Former EMI chief executive Jim Fifield – known as ”Lucky Jim” for his £12.5m ($24.4m) pay-off from EMI in 1998 – says he is considering making an offer for the music group. He says he had been working with Corvus, Andrew Regan’s vehicle, but now that has come to nothing he wants us all to know he’s still keen. We wrote recently that he had been working with members of the Qatari royal family. The market seems unimpressed – the shares are up just 1 per cent.

We should get something later out of the HSBC annual meeting. Our banking correspondent, Jane Croft, is there, at the Barbican, watching the new management team face shareholders for the first time since most of them took over their current posts. After the year they have had, it could be lively. The other AGM we’re watching, and have a reporter at, is Aegis’s, where Vincent Bolloré continues to battle for seats on the board.

Regent Inns warned that full-year profits would be below market expectations due to delays in turning round its Old Orleans business and the surprise hot spell in April. The news dragged down others in the sector.

Marston’s, on the other hand, reported a 1.5 per cent rise in first half pre-tax profit, slightly ahead of analysts’ forecasts, and said it would accelerate its share buy-back programme to £150m this year. I’ve no idea why one is doing better than the other but we’ll look into it.

Good news for once from Woolworths, which said it had won a contract to supply Asda with CDs, games and DVDs in a deal it says will add £200m to annual turnover. Only trouble is that this might eventually increase pressure for the group to separate its distribution and retail business (doing it now, with the retail business so weak, looks tricky). The shares are up nearly 3 per cent – a rare sight.

Admiral has confirmed the Telegraph’s story this morning, saying it has had approaches for Confused.com, its website for comparing insurance premiums. It is reckoned to be worth about £700m.

The RBS-led consortium bidding for ABN Amro says it will delay updating us all on its plan from Sunday to Tuesday. At least Sir Fred Goodwin, RBS chief executive and car-nut, should be able to watch the Monaco Grand Prix in peace, or at least more peace than if the announcement had been on race day.

As for those Cazenove defections I talked about yesterday, it sounds like it might be three not very senior salesmen, two of whom are off the country. We’ll leave it.

Finally: an interesting note today from Breakingviews on Hanson. They did the maths on the value created by the demerger 11 years ago now that three of the four parts have been taken over and only Imperial Tobacco remains independent.

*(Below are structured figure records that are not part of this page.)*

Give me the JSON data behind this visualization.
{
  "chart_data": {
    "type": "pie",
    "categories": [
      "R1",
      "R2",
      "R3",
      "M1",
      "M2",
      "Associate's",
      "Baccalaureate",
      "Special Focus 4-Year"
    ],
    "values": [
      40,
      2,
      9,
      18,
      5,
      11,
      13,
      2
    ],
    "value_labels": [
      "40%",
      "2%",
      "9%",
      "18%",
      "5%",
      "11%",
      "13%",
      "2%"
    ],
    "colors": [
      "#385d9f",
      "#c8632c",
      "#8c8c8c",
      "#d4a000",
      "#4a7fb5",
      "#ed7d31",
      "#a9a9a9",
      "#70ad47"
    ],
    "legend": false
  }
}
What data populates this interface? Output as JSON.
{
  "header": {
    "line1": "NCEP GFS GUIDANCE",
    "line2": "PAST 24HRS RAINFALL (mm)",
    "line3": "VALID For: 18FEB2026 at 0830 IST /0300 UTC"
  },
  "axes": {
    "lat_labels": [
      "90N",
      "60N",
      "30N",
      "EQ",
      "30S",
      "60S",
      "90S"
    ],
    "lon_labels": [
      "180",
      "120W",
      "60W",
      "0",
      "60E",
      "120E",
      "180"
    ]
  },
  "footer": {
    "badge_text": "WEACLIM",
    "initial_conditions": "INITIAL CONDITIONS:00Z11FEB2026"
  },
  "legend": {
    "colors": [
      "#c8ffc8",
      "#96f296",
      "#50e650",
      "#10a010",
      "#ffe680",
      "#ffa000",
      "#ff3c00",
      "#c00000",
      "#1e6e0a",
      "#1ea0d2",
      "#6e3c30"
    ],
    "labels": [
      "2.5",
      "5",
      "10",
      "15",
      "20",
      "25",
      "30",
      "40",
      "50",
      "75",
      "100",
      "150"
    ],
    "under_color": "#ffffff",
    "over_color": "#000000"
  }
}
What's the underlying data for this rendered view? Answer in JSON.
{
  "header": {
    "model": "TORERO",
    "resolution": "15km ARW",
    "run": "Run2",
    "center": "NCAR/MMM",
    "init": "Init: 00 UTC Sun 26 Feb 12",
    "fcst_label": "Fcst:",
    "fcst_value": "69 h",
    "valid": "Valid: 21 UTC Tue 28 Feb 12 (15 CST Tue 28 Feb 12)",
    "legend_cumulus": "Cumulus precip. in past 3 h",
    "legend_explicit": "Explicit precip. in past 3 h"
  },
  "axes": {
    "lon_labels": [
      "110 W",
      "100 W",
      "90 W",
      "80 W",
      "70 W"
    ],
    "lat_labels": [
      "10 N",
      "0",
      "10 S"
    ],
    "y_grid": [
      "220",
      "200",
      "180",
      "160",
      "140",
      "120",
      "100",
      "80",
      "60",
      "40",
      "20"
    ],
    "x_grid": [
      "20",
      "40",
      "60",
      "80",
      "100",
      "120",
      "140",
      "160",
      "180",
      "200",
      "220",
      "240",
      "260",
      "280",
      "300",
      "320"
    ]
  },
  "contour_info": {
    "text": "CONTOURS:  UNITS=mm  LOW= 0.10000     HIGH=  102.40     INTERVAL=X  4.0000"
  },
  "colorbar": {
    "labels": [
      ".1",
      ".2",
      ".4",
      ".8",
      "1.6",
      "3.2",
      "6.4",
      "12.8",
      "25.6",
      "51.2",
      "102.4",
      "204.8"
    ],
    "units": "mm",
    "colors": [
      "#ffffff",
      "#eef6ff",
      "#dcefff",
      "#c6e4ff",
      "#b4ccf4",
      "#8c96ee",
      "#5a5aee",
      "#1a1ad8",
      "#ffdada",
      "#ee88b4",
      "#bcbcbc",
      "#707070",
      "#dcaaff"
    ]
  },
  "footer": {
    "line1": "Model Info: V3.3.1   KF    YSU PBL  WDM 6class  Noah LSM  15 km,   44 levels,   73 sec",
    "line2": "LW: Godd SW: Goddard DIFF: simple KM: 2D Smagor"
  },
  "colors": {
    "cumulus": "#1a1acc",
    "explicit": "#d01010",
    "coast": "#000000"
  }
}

“This breakup has delivered returns that virtually rival that of Hanson’s heyday. The total value of all the parts, including cash returned to shareholders and netting off what they’ve subscribed to in share issues, is £32bn,” they write. “In effect, Hanson has tripled in value over the period. Meanwhile, the internal rate of return on the breakup is 14 per cent. In absolute terms, that’s not as good as the returns in the 1983-1994 period. But it’s superior relative to the U.K. stock market, which has delivered only a 5.6 per cent total return in the past 11 years.”